Much of the earliest Welsh literature was composed in or near the country now called Scotland, although only written down in Wales much later. These include The Gododdin, considered the earliest surviving verse from Scotland, which is attributed to the bard Aneirin, said to have been resident in Gododdin in the 6th century, and the Battle of Gwen Ystrad attributed to Taliesin, traditionally thought to be a bard at the court of Rheged in roughly the same period.
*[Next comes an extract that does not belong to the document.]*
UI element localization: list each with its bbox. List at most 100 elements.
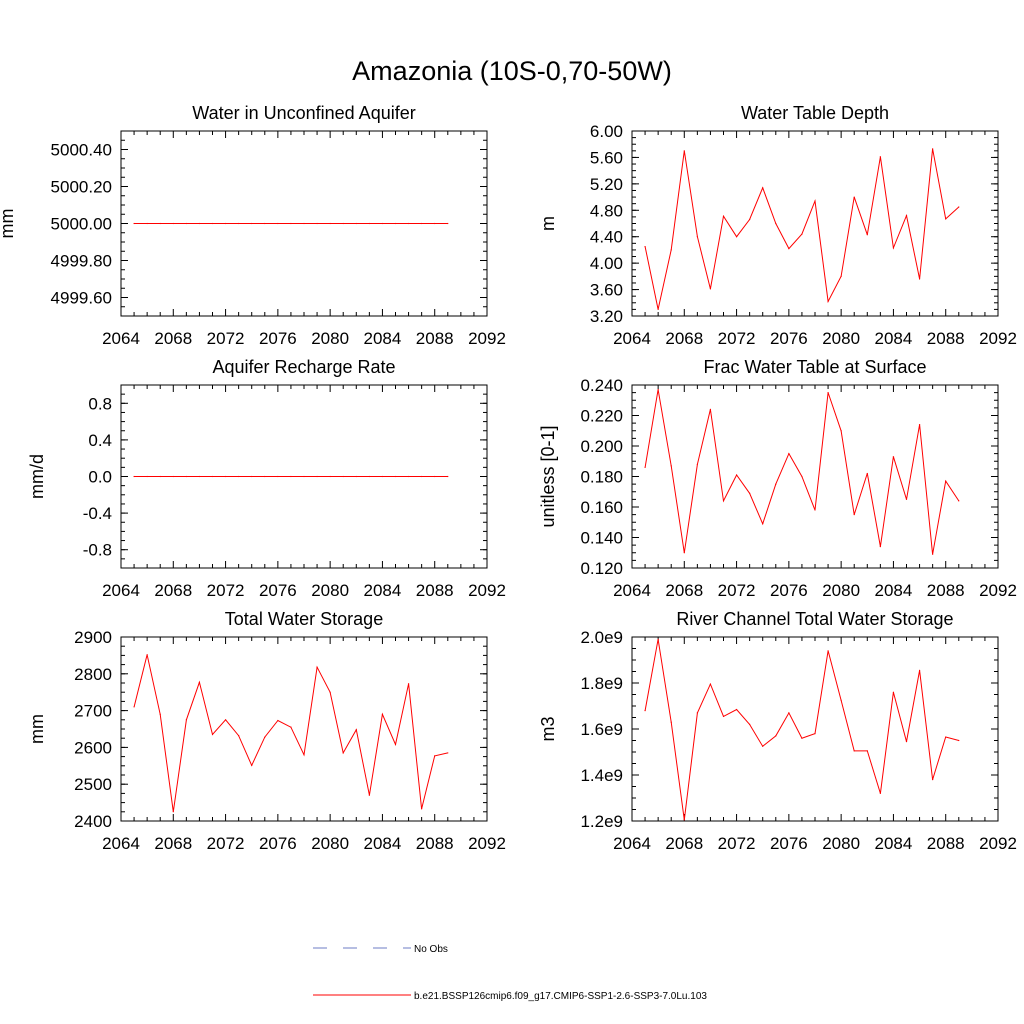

There are also religious works in Gaelic including the Elegy for St Columba by Dallan Forgaill (c. 597) and "In Praise of St Columba" by Beccan mac Luigdech of Rum (c. 677). In Latin they include a "Prayer for Protection" (attributed to St Mugint) (c. mid-6th century) and Altus Prosator ("The High Creator", attributed to St Columba) (c. 597). In Old English there is The Dream of the Rood, from which lines are found on the Ruthwell Cross, making it the only surviving fragment of Northumbrian Old English from early Medieval Scotland.